While all this high-octane spy stuff is going on, the couple are dealing with the mundanity of married life: dividing up the household chores, complaining that one of them spends too much time on the phone to their mother. At first, John finds it endearing that Jane talks with her mouth full, and when she says, “You’re so annoying,” she’s being playful. A few episodes down the line, and they want to kill each other.
He is a contented soul who likes to do yoga; she is spiky and estranged from everyone in her life. The relationship switches from platonic to romantic early on. This is where things fall down a bit, because Glover and Erskine have zero sexual chemistry. Or maybe that’s deliberate, because they’re in an arranged marriage and are just getting it on for the sake of it. Whatever, they’re always interesting to watch and both have great comic timing. Mr & Mrs Smith is that rare thing: a remake that improves on the original.
‘It’s not a game,” Lord Sugar tells the candidates in The Apprentice (BBC One), because he’s now into his 18th series of insisting that this is a business programme. Oh, Alan. Would a real business programme insist that the women dress like an assortment of Skittles? Or consider giving £250,000 to a man in a black silk shirt who says: “I am going to change the world and create a legacy that reverberates through time?”
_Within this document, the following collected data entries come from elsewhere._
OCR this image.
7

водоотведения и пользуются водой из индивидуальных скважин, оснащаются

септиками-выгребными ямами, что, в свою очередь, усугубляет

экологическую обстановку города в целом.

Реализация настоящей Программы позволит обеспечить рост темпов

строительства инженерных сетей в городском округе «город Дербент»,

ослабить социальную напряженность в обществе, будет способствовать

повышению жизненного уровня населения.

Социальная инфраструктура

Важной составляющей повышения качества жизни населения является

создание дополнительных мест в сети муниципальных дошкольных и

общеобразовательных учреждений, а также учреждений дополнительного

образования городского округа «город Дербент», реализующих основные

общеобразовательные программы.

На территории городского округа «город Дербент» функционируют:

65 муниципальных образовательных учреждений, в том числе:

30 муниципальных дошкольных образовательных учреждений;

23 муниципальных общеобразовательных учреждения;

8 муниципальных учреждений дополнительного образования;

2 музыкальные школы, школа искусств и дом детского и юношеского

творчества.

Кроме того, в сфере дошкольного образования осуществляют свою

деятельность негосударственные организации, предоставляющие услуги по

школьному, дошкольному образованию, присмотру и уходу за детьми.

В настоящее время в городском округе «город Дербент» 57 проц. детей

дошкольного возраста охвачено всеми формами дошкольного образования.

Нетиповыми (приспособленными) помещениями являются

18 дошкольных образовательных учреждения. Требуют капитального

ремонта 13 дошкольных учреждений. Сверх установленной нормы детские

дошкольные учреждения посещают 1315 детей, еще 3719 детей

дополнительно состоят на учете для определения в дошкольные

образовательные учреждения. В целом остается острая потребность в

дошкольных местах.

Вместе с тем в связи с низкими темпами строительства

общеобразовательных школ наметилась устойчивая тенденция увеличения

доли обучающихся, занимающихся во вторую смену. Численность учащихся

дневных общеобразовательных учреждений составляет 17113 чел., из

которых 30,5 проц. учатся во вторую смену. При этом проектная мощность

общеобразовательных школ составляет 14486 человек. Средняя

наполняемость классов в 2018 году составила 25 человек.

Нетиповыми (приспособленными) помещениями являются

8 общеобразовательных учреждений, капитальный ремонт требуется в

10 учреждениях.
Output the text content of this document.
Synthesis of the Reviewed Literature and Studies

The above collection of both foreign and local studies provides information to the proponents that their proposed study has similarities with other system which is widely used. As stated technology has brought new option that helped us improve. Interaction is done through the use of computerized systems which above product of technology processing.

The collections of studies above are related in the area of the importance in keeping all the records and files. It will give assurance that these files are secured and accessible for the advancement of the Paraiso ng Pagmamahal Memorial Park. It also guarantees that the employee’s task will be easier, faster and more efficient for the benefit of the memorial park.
If this were a business programme, it would get a zero-star rating. As a comedy, though, it is very funny. That’s partly down to the casting – the programme-makers select the most stupidly un-self-aware – but mostly to the editing, which highlights the stupidity. Example: the scene in which the womens’ team noticed that the “breadcrumbs” on their fish cakes tasted weird, and the camera cut to another part of the kitchen where someone was asking why the crumble mix for their rhubarb dessert had mysteriously disappeared.
The cooking part of the task is what separates the men from the boys. Ollie, a sales executive, encountered a tablespoon for the first time. Things were no better in the womens’ kitchen, where they were perplexed by an oven with a maximum cooking time of two minutes. Reader, it was a microwave.
The competition in this episode involved a corporate away day in the Highlands. Virdi, the men’s team leader, seemed to think that his experience as an “international DJ” would come in handy on a bushcraft and abseiling tour, and interrupted proceedings to lead his group through some bhangra. “We’re going to sell this tour with our personalities,” he said, fatally. His team made a loss, yet Lord Sugar didn’t fire him.
And then there’s Asif, a former doctor turned “wellness” entrepreneur who boasts about his IQ. He was recently exposed for dodgy socialmedia posts, including a rant about the “Zionist antichrist”. The flaw in The Apprentice model is that if you select a candidate because they are a gobby, arrogant plum, on the basis that those traits will make good TV, then it may come back to bite you.